Сейчас, спустя три дня, она чувствовала себя так, словно всегда любила крохотное существо, покоящееся на ее руках; Очень осторожно она опустила дочку в колыбель, позволив себе еще несколько мгновений просто полюбоваться на нее.

Доктор Рейнолдс сказала, что за все двадцать лет, что она принимает роды, она никогда не видела такого хорошенького младенца.

Крошка захныкала, ее маленький беззубый ротик раскрылся, в то время как веки оставались сомкнутыми. Ее мама засмеялась:

— Для тебя все будет вновь! Ты почувствуешь себя маленькой обожаемой принцессой и услышишь это сто раз подряд!

Со вздохом мать укрыла ребенка маленьким одеяльцем. Наступало время собираться. Нагнувшись над колыбелью, она ласково поцеловала ребенка в лобик. Это просто чудо, подумала мать. Сотворенное ею чудо.

— Плохо, что у тебя нет папы, как у других маленьких девочек. Но у тебя будут тетя и дядя, — прошептала она дрогнувшим голосом. — И мы все будем любить тебя так сильно, что ты никогда не почувствуешь себя обделенной. Обещаю тебе!

Все будет хорошо, обещала она уже себе. Они не останутся в одиночестве: с нею рядом будет ее семья. Она открыла маленький шкаф в своей комнате и стала доставать оттуда одежду.

Везучая, подумала молодая мама, расчесывая свои волосы. Она делала это осторожно, аккуратно пропуская сквозь расческу длинные, прямые, черные пряди. Она всегда чувствовала себя везучей, когда не думала о нем… об отце ребенка. Даже ее роды прошли поразительно легко: она начала чистить апельсин перед завтраком, когда поняла, что подошло ее время, и через пять часов после того, как она, Лиз Синклер, поступила в ХаррисМемори-ал-Хоспитал, она уже держала на руках свою дочь. Ребенок инстинктивно стал искать грудь, словно голодный птенец, требующий, чтобы мать вложила ему в клюв корм. Но обнаружилось, что у нее нет молока; на выручку немедленно явилась сестра с бутылочкой питательной смеси. Она заверила Лиз, что материнское молоко — не самое главное для ребенка. Главное — материнская любовь.

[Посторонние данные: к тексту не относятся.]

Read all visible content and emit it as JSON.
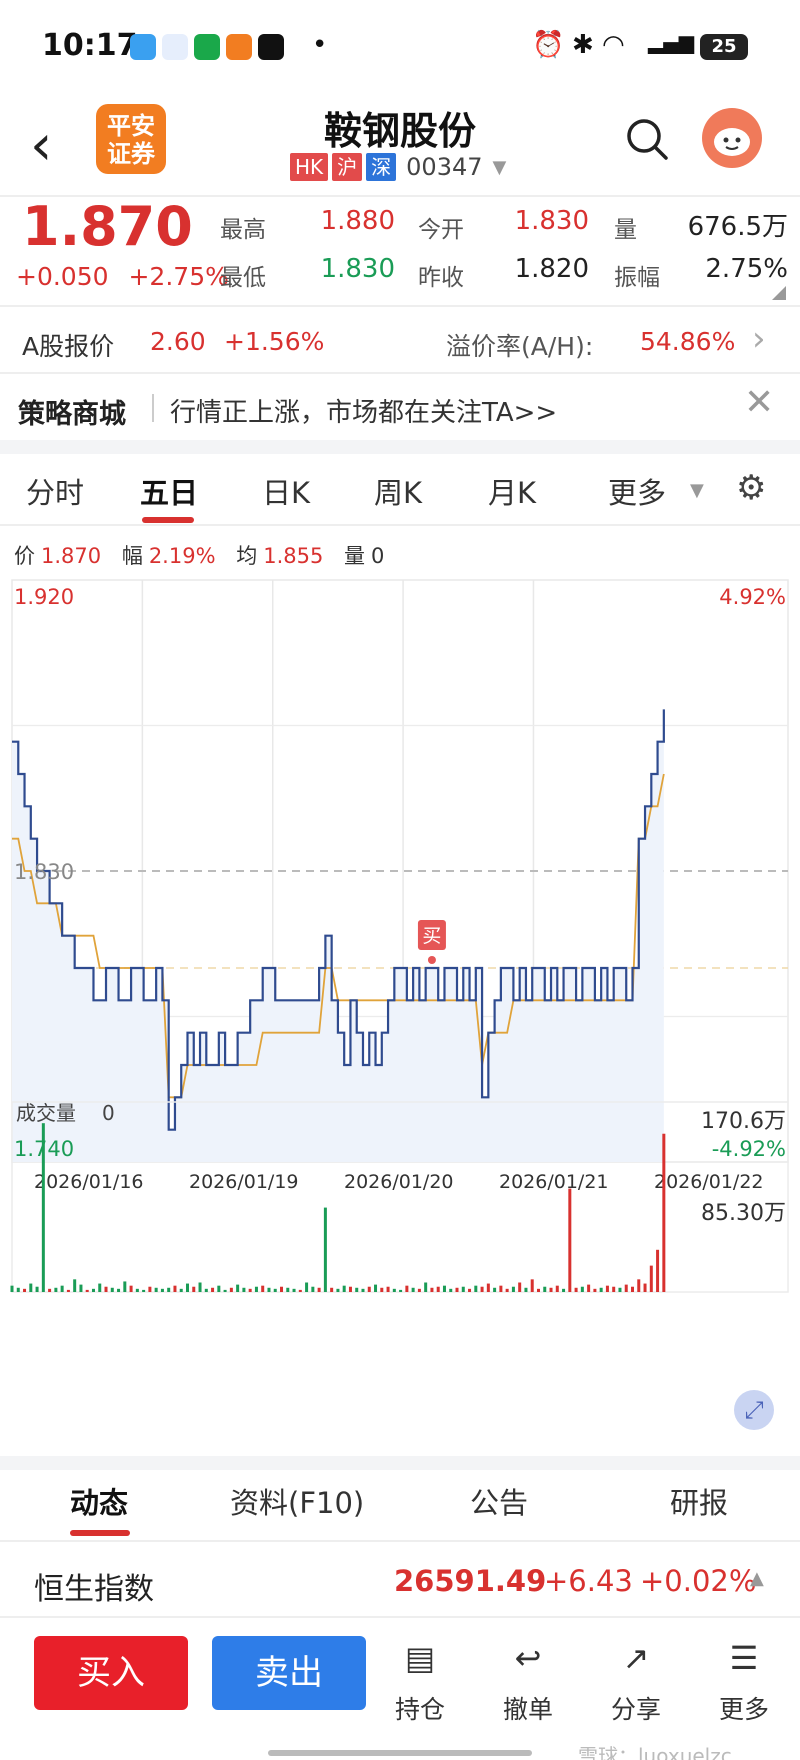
{
  "status_bar": {
    "time": "10:17",
    "battery": "25"
  },
  "header": {
    "back_label": "‹",
    "logo_text": "平安证券",
    "stock_name": "鞍钢股份",
    "badges": [
      "HK",
      "沪",
      "深"
    ],
    "code": "00347"
  },
  "quote": {
    "price": "1.870",
    "change": "+0.050",
    "change_pct": "+2.75%",
    "high_label": "最高",
    "high": "1.880",
    "low_label": "最低",
    "low": "1.830",
    "open_label": "今开",
    "open": "1.830",
    "prev_close_label": "昨收",
    "prev_close": "1.820",
    "volume_label": "量",
    "volume": "676.5万",
    "amplitude_label": "振幅",
    "amplitude": "2.75%"
  },
  "a_share": {
    "label": "A股报价",
    "price": "2.60",
    "change_pct": "+1.56%",
    "premium_label": "溢价率(A/H):",
    "premium": "54.86%"
  },
  "strategy": {
    "label": "策略商城",
    "text": "行情正上涨，市场都在关注TA>>"
  },
  "chart_tabs": [
    "分时",
    "五日",
    "日K",
    "周K",
    "月K",
    "更多"
  ],
  "active_tab": "五日",
  "readout": {
    "price_label": "价",
    "price": "1.870",
    "range_label": "幅",
    "range": "2.19%",
    "avg_label": "均",
    "avg": "1.855",
    "vol_label": "量",
    "vol": "0"
  },
  "colors": {
    "up": "#d8312f",
    "down": "#1a9c56",
    "price_line": "#2f4b8f",
    "avg_line": "#e0a33a"
  },
  "chart_data": [
    {
      "type": "line",
      "x_labels": [
        "2026/01/16",
        "2026/01/19",
        "2026/01/20",
        "2026/01/21",
        "2026/01/22"
      ],
      "y_left_labels": [
        "1.920",
        "1.830",
        "1.740"
      ],
      "y_right_labels": [
        "4.92%",
        "-4.92%"
      ],
      "ylim": [
        1.74,
        1.92
      ],
      "reference": 1.83,
      "marker": "买",
      "series": [
        {
          "name": "价",
          "values": [
            1.87,
            1.86,
            1.85,
            1.84,
            1.83,
            1.83,
            1.82,
            1.82,
            1.81,
            1.81,
            1.8,
            1.8,
            1.8,
            1.79,
            1.79,
            1.8,
            1.8,
            1.79,
            1.79,
            1.8,
            1.8,
            1.79,
            1.79,
            1.8,
            1.79,
            1.75,
            1.76,
            1.77,
            1.78,
            1.77,
            1.78,
            1.77,
            1.77,
            1.78,
            1.77,
            1.77,
            1.78,
            1.78,
            1.79,
            1.79,
            1.8,
            1.8,
            1.79,
            1.79,
            1.79,
            1.79,
            1.79,
            1.79,
            1.79,
            1.8,
            1.81,
            1.79,
            1.78,
            1.77,
            1.79,
            1.78,
            1.77,
            1.78,
            1.77,
            1.78,
            1.79,
            1.8,
            1.8,
            1.79,
            1.8,
            1.79,
            1.8,
            1.8,
            1.79,
            1.8,
            1.8,
            1.79,
            1.8,
            1.79,
            1.8,
            1.76,
            1.78,
            1.79,
            1.8,
            1.8,
            1.79,
            1.8,
            1.79,
            1.8,
            1.8,
            1.79,
            1.8,
            1.79,
            1.8,
            1.8,
            1.79,
            1.8,
            1.8,
            1.79,
            1.8,
            1.79,
            1.8,
            1.8,
            1.79,
            1.8,
            1.84,
            1.85,
            1.86,
            1.87,
            1.88
          ]
        },
        {
          "name": "均",
          "values": [
            1.84,
            1.84,
            1.83,
            1.83,
            1.82,
            1.82,
            1.82,
            1.82,
            1.81,
            1.81,
            1.81,
            1.81,
            1.81,
            1.81,
            1.8,
            1.8,
            1.8,
            1.8,
            1.8,
            1.8,
            1.8,
            1.8,
            1.8,
            1.8,
            1.8,
            1.76,
            1.76,
            1.76,
            1.77,
            1.77,
            1.77,
            1.77,
            1.77,
            1.77,
            1.77,
            1.77,
            1.77,
            1.77,
            1.77,
            1.77,
            1.78,
            1.78,
            1.78,
            1.78,
            1.78,
            1.78,
            1.78,
            1.78,
            1.78,
            1.78,
            1.8,
            1.8,
            1.79,
            1.79,
            1.79,
            1.79,
            1.79,
            1.79,
            1.79,
            1.79,
            1.79,
            1.79,
            1.79,
            1.79,
            1.79,
            1.79,
            1.79,
            1.79,
            1.79,
            1.79,
            1.79,
            1.79,
            1.79,
            1.79,
            1.79,
            1.77,
            1.78,
            1.78,
            1.78,
            1.78,
            1.79,
            1.79,
            1.79,
            1.79,
            1.79,
            1.79,
            1.79,
            1.79,
            1.79,
            1.79,
            1.79,
            1.79,
            1.79,
            1.79,
            1.79,
            1.79,
            1.79,
            1.79,
            1.79,
            1.79,
            1.84,
            1.84,
            1.85,
            1.85,
            1.86
          ]
        }
      ]
    },
    {
      "type": "bar",
      "title": "成交量",
      "current": "0",
      "y_labels": [
        "170.6万",
        "85.30万"
      ],
      "ylim": [
        0,
        170.6
      ],
      "values": [
        6,
        4,
        3,
        8,
        5,
        160,
        3,
        4,
        6,
        2,
        12,
        7,
        2,
        3,
        8,
        5,
        4,
        3,
        10,
        6,
        3,
        2,
        5,
        4,
        3,
        4,
        6,
        3,
        8,
        5,
        9,
        3,
        4,
        6,
        2,
        4,
        7,
        4,
        3,
        5,
        6,
        4,
        3,
        5,
        4,
        3,
        2,
        9,
        5,
        4,
        80,
        4,
        3,
        6,
        5,
        4,
        3,
        5,
        7,
        4,
        5,
        3,
        2,
        6,
        4,
        3,
        9,
        4,
        5,
        6,
        3,
        4,
        5,
        3,
        6,
        5,
        8,
        4,
        6,
        3,
        5,
        9,
        4,
        12,
        3,
        5,
        4,
        6,
        3,
        98,
        4,
        5,
        7,
        3,
        4,
        6,
        5,
        4,
        7,
        5,
        12,
        8,
        25,
        40,
        150
      ],
      "up_flags": [
        0,
        0,
        1,
        0,
        0,
        0,
        1,
        0,
        0,
        1,
        0,
        0,
        1,
        0,
        0,
        1,
        0,
        0,
        0,
        1,
        0,
        0,
        1,
        0,
        0,
        0,
        1,
        0,
        0,
        1,
        0,
        0,
        1,
        0,
        0,
        1,
        0,
        0,
        1,
        0,
        1,
        0,
        0,
        1,
        0,
        0,
        1,
        0,
        0,
        1,
        0,
        1,
        0,
        0,
        1,
        0,
        0,
        1,
        0,
        1,
        1,
        0,
        0,
        1,
        0,
        1,
        0,
        1,
        1,
        0,
        0,
        1,
        0,
        1,
        0,
        1,
        1,
        0,
        1,
        1,
        0,
        1,
        0,
        1,
        1,
        0,
        1,
        1,
        0,
        1,
        1,
        0,
        1,
        1,
        0,
        1,
        1,
        0,
        1,
        1,
        1,
        1,
        1,
        1,
        1
      ]
    }
  ],
  "bottom_tabs": [
    "动态",
    "资料(F10)",
    "公告",
    "研报"
  ],
  "index": {
    "name": "恒生指数",
    "value": "26591.49",
    "change": "+6.43",
    "change_pct": "+0.02%"
  },
  "actions": {
    "buy": "买入",
    "sell": "卖出",
    "position": "持仓",
    "cancel": "撤单",
    "share": "分享",
    "more": "更多"
  },
  "watermark": "雪球：luoxuelzc"
}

Таким образом, все, что касалось Кэти, складывалось хорошо, думала Лиз, собирая свои вещи, и это помогало ей перенести то обстоятельство, что она была безжалостно оставлена отцом девочки. Мысль о Брэде пронизала ее острой болью, но Лиз заставила себя преодолеть ее. У нее была дочь, и этого было достаточно. Она не гналась за деньгами или тем более за обручальным кольцом, когда сообщила Брэду, что зачала их ребенка, ребенка, зачатого по любви.

Ребенка, зачатого в грехе, — вот как это теперь оборачивалось. Лиз застыла, пытаясь остановить дрожь, пробегавшую по спине, каждый раз когда она вспоминала выражение лица Брэда при известии о ее беременности. Он выглядел ошеломленным и разозленным, словно Лиз предала его, и, сообщив ей о том, что женат, тут же предложил любовнице сделать аборт. Потрясенная, Лиз наотрез отказалась. Больше она Брэда не видела: он бесследно исчез.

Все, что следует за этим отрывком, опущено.